After a call to Andrew in which she insisted on a night alone and he countered with insistence on breakfast, Bo relaxed in a steaming tub and sifted through what she knew of Mort Wagman, bit by bit. He'd been a successful stand-up comic in spite of his schizophrenia. Well, that wasn't exactly astonishing, Bo thought. It was a closely guarded secret in the psychiatric community that more than one popular comic had a mild case of the illness, one even touring with an attendant to make sure the medications were taken. Sometimes the illness provided an edge appropriate on stage, a quicksilver ability at impersonations, mimicry.
And Mort was wealthy, a status most comics working the clubs only dreamed of claiming. Was there something about his business relationship with SnakeEye, the athletic shoe company that paid him a fortune to go off his meds and become psychotic for a commercial, that could result in his death? What would SnakeEye gain from the loss of its "psycho" star? Nothing, Bo thought. Forget SnakeEye.
MedNet then. Was Ann Keith's view correct? A powerful corporation willing to kill in order to achieve a relatively insignificant takeover?
"I don't know much about megabusinesses," Bo told a floating island of lemon-scented bubbles, "but it seems to me they lean more toward twisted legalities, the purchase of elected officials, and under-the-table monopolies than they do on murder.

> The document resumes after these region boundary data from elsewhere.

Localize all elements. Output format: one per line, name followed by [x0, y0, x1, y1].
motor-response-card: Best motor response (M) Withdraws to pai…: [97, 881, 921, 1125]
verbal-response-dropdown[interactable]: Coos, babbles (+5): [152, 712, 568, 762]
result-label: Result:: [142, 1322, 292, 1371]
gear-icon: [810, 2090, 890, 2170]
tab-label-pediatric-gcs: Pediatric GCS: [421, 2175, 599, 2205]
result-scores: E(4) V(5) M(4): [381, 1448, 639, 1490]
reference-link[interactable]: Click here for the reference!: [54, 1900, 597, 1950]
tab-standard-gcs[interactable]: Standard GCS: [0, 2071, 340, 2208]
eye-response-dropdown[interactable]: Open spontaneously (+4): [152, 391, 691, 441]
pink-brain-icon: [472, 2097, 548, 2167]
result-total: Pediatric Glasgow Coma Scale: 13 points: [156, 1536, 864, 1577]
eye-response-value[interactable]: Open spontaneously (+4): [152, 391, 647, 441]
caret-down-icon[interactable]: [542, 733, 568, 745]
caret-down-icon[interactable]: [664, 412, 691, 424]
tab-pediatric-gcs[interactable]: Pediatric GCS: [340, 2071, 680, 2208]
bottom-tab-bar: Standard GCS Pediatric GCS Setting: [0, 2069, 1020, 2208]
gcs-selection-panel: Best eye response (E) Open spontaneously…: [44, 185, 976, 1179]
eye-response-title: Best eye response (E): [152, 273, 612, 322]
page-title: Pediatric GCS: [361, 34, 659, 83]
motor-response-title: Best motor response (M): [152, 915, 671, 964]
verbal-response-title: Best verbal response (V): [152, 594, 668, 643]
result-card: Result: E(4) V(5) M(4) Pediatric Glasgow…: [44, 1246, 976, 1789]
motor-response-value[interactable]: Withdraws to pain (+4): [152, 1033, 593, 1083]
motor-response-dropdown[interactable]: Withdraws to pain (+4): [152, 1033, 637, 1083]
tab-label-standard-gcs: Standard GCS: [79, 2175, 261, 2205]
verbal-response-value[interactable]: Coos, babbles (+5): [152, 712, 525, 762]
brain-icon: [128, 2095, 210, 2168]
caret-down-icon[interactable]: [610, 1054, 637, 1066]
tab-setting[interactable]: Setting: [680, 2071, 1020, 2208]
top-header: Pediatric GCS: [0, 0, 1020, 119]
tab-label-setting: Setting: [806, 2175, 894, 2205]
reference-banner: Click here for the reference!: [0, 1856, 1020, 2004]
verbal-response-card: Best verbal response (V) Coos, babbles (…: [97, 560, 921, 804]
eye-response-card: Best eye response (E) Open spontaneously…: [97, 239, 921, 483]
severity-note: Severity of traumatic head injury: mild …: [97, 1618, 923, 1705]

It's so old-fashioned. The really sophisticated criminals regard it as passé, I think."
What about the brain surgery? Mort Wagman had been walking around with brain cells in his skull from a Jack Russell terrier. There were plenty of people who would lose it completely over that, run around screaming about "God's law" and signing petitions to stop fetal cell implants. But nobody knew about Mort's surgery except Ann Lee Keith and the foreign surgeon who'd performed the operation.
But Mort had told her about it, Bo thought, running additional hot water into the tub. He'd mentioned it in his characteristically odd way, explaining himself to her. And he'd said something else. He'd said he kissed a frog, that maybe he'd marry her. Bo held a bar of soap under the water and then released it. As it burst through the water's surface a train of thought regarding frogs came to its conclusion.
"Of course!" she yelled, climbing out of the tub and wrapping her terrycloth robe about her. What did frogs do? They croaked, they ate flies, and they hopped. Mort Wagman had kissed a hopper. And her last name was Mead.
It made sense. Hopper Mead's friends had told the police that she was seeing somebody in Los Angeles, somebody working in "the industry," involved in show business. A stand-up comic fit the description. And Mead had stayed in San Diego during the month Mort Wagman was rehabbing at Ghost Flower Lodge. No more weekend trips to the City of Angels. But, Bo remembered, Hopper Mead had not come to the lodge to visit Mort. No one had visited him. So what did that mean?